- Pherzawl Location within Manipur
- Coordinates: 24°15′42″N 93°11′22″E﻿ / ﻿24.2616°N 93.1895°E
- Country: India
- State: Manipur
- District: Pherzawl District
- Established: 1894
- Founded by: Bulhmang Infimate, 1894

Government
- • Body: Pherzawl Village Authority

Population
- • Total: 2,100

Language(s)
- • Official: Hmar is the official language of Pherzawl

Literacy rate
- • 2011 census: 85.75%
- Time zone: UTC+5:30 (IST)
- PIN: 795143
- Vehicle registration: MN
- Website: https://pherzawl.nic.in/

= Pherzawl =

Pherzawl (anglicized: Perdʒo:l) is the headquarter of the Pherzawl District of Manipur, India. Pherzawl district was created by bifurcating Churachandpur district.

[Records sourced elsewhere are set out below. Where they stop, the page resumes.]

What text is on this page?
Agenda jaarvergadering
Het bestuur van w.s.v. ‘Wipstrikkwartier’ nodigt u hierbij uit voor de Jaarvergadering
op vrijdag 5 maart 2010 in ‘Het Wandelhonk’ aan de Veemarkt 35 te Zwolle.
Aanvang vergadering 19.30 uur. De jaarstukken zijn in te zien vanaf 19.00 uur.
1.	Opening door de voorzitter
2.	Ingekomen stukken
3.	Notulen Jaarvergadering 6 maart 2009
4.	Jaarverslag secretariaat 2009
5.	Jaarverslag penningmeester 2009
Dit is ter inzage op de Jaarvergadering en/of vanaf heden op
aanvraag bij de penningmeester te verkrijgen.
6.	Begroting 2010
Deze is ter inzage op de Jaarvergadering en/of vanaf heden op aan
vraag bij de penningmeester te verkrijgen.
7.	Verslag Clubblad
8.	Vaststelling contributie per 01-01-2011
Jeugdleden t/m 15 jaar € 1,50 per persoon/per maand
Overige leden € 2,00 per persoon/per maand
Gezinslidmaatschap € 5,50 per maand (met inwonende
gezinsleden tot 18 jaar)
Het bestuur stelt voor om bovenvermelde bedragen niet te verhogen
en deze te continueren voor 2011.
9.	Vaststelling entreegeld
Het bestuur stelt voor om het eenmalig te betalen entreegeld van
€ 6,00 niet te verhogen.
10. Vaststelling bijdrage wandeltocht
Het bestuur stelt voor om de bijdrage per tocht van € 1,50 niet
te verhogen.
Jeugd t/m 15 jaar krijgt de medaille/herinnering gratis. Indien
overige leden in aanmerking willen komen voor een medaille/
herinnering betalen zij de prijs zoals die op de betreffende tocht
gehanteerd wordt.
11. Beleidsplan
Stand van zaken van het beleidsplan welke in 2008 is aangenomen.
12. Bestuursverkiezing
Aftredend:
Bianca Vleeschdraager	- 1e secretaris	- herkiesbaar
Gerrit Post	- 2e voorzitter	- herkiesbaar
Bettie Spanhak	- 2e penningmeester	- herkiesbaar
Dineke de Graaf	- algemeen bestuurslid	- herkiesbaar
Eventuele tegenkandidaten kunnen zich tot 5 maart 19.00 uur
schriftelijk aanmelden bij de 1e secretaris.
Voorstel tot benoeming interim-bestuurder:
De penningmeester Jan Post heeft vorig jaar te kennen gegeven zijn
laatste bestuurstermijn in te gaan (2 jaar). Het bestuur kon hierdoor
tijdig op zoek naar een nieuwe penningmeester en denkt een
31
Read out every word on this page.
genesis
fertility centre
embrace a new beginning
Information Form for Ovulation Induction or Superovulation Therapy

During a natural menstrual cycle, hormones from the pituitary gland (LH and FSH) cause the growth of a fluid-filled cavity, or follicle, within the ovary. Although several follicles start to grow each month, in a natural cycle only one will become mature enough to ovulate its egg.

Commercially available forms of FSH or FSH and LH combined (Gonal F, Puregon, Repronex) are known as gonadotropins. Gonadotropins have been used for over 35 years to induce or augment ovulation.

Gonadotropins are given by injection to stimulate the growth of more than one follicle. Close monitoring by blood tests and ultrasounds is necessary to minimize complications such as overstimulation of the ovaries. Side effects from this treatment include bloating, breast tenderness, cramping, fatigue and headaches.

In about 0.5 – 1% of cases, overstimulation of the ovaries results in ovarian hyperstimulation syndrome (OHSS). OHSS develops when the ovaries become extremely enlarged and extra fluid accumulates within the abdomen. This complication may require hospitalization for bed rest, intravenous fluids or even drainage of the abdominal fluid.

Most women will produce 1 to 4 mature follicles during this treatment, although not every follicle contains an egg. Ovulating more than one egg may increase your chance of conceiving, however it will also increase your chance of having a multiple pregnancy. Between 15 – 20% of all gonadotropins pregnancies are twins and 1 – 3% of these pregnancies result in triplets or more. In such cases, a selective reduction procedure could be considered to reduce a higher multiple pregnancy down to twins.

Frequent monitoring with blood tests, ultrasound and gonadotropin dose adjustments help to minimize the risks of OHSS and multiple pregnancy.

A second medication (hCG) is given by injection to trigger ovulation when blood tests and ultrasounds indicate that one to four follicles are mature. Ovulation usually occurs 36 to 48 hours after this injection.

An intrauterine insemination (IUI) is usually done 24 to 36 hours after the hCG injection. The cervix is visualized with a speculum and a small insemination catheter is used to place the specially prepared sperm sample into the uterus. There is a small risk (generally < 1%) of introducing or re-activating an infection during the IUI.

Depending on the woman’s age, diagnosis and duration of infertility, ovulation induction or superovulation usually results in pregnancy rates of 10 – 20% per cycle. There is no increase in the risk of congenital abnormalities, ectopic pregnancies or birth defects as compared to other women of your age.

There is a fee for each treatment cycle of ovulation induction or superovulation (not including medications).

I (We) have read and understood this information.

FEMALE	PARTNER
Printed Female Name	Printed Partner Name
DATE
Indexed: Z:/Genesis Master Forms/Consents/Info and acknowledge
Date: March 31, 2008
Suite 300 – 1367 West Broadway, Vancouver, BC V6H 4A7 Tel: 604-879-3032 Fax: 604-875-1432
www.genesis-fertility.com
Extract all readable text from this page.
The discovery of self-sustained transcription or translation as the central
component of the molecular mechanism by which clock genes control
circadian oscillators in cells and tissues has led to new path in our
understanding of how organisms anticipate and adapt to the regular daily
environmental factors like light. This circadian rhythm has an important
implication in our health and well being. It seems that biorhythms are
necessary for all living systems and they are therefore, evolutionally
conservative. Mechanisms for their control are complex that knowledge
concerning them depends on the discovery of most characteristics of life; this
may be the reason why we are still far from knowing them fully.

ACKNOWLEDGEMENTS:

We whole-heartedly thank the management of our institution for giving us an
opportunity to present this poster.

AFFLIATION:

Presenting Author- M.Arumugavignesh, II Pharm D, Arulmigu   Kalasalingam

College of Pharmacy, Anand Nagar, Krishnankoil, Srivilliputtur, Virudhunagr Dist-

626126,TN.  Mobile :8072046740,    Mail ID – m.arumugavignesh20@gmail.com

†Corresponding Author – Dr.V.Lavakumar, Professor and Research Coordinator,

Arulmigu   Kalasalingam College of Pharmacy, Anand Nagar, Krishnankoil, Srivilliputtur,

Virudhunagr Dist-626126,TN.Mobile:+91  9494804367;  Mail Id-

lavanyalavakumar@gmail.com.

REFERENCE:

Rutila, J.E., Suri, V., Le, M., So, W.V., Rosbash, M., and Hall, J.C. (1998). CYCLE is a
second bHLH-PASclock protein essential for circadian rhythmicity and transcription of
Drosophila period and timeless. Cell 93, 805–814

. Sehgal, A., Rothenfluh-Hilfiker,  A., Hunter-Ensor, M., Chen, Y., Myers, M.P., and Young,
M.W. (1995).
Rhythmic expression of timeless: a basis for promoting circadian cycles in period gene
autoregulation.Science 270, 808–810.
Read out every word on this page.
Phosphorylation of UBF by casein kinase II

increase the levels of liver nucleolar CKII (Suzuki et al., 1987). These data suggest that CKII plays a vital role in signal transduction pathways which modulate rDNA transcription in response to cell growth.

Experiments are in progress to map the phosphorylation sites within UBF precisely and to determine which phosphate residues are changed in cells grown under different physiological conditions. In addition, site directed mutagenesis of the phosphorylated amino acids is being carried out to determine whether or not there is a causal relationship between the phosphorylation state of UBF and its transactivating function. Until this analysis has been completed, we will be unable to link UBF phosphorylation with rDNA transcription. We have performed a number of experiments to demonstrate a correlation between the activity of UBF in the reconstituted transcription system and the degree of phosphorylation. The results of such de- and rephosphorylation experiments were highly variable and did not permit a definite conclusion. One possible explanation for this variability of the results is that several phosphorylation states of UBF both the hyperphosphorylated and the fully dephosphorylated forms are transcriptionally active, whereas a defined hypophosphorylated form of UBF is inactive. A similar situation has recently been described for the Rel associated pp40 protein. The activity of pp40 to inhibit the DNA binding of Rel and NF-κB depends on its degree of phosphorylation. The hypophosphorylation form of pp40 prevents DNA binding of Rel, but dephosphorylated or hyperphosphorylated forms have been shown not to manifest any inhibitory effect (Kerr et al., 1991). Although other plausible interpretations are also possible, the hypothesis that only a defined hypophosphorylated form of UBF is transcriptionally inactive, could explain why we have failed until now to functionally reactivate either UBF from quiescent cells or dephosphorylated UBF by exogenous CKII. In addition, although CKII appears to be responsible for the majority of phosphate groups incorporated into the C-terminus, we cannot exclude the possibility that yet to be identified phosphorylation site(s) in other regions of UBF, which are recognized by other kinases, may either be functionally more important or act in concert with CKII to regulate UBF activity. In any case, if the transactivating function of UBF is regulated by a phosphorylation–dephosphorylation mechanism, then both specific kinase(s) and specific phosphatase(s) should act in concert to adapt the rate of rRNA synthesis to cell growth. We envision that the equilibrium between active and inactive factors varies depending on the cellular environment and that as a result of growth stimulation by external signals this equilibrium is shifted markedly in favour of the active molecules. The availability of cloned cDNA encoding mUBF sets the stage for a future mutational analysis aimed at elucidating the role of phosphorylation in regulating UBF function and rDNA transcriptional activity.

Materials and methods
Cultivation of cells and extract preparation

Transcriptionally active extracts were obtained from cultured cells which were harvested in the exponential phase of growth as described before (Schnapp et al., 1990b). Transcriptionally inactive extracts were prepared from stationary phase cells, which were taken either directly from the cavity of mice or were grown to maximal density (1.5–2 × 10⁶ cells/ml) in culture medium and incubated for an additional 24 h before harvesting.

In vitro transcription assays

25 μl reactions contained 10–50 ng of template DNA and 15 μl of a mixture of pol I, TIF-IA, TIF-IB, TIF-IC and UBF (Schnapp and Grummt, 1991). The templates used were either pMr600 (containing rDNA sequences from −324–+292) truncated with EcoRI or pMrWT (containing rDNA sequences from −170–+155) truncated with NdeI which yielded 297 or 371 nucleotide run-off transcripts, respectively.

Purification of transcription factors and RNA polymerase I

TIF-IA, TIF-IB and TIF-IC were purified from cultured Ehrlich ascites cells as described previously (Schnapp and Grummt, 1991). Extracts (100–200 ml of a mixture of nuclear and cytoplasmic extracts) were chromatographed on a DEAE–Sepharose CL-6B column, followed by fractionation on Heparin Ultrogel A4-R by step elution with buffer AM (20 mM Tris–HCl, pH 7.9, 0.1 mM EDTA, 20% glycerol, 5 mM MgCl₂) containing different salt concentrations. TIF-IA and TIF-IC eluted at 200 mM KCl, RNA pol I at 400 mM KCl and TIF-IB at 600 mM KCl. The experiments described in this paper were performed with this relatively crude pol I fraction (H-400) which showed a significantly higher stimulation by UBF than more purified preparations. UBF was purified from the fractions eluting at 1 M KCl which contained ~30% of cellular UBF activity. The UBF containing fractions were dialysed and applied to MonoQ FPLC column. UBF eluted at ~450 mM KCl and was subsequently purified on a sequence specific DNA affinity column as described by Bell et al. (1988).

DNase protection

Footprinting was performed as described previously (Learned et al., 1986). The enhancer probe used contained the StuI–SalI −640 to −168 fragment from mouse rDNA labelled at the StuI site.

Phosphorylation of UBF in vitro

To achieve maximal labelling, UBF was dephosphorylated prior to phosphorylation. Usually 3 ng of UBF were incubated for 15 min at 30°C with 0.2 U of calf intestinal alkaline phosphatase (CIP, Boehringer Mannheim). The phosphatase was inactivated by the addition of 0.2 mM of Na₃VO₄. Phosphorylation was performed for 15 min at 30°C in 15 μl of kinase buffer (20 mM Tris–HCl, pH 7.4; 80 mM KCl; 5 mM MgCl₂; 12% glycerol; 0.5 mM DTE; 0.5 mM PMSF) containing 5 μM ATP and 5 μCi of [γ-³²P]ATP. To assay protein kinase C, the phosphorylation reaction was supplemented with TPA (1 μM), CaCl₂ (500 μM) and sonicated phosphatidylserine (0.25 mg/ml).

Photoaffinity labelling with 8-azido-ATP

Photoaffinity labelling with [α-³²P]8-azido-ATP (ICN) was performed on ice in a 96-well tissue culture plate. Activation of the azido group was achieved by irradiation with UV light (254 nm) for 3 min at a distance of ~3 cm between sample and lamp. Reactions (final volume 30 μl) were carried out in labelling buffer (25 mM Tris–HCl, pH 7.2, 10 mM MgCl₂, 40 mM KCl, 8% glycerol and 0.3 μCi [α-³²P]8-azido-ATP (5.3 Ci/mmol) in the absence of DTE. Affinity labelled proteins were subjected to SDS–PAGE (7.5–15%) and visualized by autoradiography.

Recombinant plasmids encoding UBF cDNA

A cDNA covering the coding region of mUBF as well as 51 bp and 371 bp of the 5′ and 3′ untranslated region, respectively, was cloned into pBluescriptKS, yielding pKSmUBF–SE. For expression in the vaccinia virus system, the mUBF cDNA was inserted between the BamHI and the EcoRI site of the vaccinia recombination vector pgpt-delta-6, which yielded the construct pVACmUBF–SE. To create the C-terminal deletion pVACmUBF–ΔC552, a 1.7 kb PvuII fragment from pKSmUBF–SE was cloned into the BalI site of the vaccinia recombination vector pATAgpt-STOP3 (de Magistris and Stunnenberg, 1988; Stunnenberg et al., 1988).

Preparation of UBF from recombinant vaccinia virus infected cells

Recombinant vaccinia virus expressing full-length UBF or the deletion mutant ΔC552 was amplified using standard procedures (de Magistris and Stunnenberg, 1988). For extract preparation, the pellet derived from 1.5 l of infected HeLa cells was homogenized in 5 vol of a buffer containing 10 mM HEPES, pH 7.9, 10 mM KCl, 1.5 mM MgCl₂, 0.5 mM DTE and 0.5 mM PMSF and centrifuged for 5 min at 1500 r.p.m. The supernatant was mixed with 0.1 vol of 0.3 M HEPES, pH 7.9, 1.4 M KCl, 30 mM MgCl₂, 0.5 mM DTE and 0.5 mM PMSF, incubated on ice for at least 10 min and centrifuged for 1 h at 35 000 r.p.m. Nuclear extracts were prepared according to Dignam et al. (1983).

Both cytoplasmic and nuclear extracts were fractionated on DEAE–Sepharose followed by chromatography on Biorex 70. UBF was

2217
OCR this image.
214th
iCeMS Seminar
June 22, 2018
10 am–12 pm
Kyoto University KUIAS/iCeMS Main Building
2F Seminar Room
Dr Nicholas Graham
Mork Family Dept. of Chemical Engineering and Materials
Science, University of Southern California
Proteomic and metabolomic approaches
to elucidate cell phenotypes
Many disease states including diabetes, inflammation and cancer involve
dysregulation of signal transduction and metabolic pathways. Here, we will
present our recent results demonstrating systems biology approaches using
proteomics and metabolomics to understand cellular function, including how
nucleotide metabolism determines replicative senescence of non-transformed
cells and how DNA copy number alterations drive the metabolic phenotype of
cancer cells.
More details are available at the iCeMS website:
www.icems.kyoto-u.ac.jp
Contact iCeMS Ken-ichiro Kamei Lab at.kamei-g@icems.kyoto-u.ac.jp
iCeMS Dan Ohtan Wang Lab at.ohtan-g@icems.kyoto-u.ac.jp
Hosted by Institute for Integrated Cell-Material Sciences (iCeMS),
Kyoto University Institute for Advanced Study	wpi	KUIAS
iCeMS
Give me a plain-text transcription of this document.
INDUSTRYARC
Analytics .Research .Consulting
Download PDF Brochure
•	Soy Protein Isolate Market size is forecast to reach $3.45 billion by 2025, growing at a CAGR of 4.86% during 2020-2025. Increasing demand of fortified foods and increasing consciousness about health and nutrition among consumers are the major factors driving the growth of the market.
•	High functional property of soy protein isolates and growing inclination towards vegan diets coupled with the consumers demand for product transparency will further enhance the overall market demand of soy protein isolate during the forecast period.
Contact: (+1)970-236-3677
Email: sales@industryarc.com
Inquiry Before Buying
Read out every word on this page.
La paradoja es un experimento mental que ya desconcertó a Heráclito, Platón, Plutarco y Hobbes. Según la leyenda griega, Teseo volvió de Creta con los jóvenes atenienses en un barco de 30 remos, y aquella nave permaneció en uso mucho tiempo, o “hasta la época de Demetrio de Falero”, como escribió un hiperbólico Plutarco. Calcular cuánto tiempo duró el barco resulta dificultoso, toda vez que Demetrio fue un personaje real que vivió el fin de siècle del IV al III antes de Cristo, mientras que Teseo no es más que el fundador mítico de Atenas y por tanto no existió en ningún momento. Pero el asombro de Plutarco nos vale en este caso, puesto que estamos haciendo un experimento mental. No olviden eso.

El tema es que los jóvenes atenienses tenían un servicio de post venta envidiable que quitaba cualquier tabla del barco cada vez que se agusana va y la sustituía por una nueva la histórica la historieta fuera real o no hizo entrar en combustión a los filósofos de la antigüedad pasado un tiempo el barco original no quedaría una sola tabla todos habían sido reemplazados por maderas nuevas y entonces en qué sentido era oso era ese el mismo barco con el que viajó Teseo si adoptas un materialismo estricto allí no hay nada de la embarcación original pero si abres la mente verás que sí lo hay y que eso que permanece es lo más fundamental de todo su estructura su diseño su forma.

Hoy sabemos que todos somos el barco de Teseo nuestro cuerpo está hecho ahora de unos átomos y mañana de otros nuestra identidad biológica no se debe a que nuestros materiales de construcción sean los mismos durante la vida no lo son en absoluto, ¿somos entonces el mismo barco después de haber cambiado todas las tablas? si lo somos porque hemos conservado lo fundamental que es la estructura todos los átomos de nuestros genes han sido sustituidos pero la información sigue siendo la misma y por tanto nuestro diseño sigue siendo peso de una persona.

Pherzawl is also the Sub-Divisional headquarter of Pherzawl Sub-Division, one of the four sub-divisional blocks of the district.

== People ==
According to the 2011 census, Pherzawl town has population of 1558 of which 818 are males while 740 are females. Pherzawl village has higher literacy rate compared to Manipur. In 2011, literacy rate of Pherzawl village was 85.75% compared to 76.94% of Manipur. In Pherzawl town, Male literacy stands at 86.67% while female literacy rate was 84.74%.